Mechanics of fiber networks and fibrous biological systems

Co-Chairs:

Catalin Picu, Rensselaer Polytechnic Institute

Debashish Das, University of Illinois at Urbana-Champaign

Ioannis Chasiotis, University of Illinois at Urbana-Champaign

 

Summary:

Networks of interconnected fibers/filaments are omnipresent in biological and bioengineered systems, such as connective tissues, extracellular matrix, spider webs, scaffolds for tissue growth and regeneration, as well as filtration systems, paper, etc. The non-affine deformation of a nanofiber network and fibrous biological systems depends on several factors such as the structure, bonded and non-bonded interactions, mechanical behavior and reorientation and accretion of the building blocks. Experiments and computational modeling have shed light into the stability and mechanical response of fiber networks and fibrous biological systems, however, many of the underlying structure-property relations in such systems remain elusive preventing the effective design of this class of non-continuum materials.

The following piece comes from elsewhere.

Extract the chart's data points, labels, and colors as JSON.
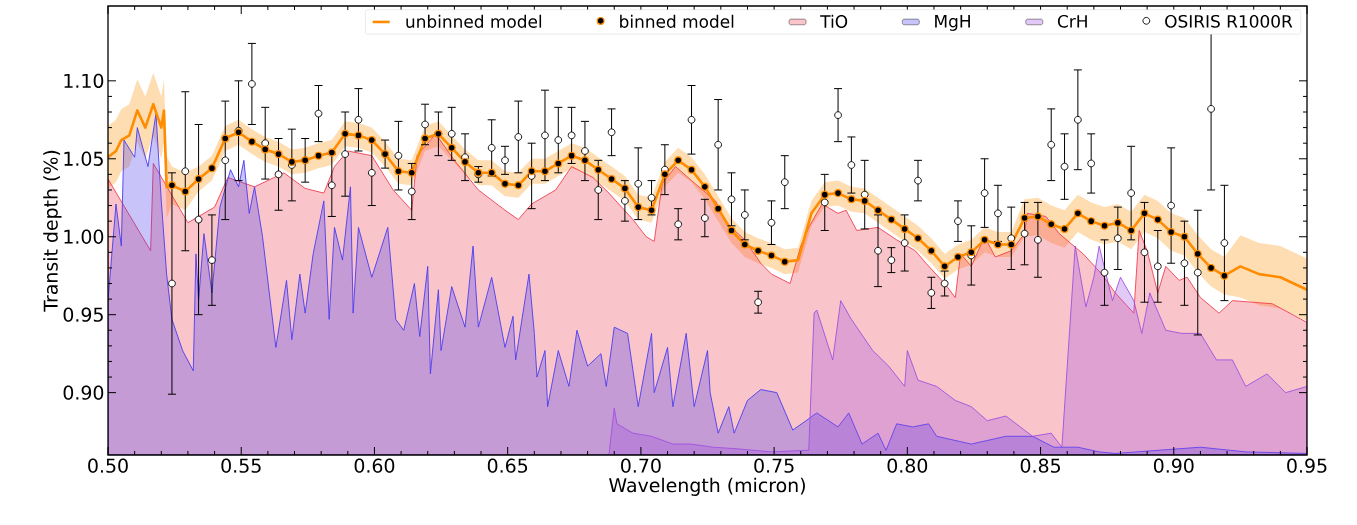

This symposium solicits contributions in all areas related to multiscale physics, experimental investigations, and computational modeling of the deformation mechanisms in nanofiber networks and fibrous material systems. Possible topics include but are not limited to: (a) constitutive modeling and experimental techniques for measurements of friction and van der Waals adhesion at the nano/micro length scales, (b) theoretical, computational or experimental analysis of evolution of macro-scale deformation behavior in fiber networks, (c) Numerical modeling and experimental analysis of mechanical response of biological systems, such as soft tissues, collagen networks, tendon-to-bone interfaces, etc. during growth and remodeling, or under external stress/strain, (d) macroscale damage accumulation and failure of fibrous systems and their rate dependence, etc.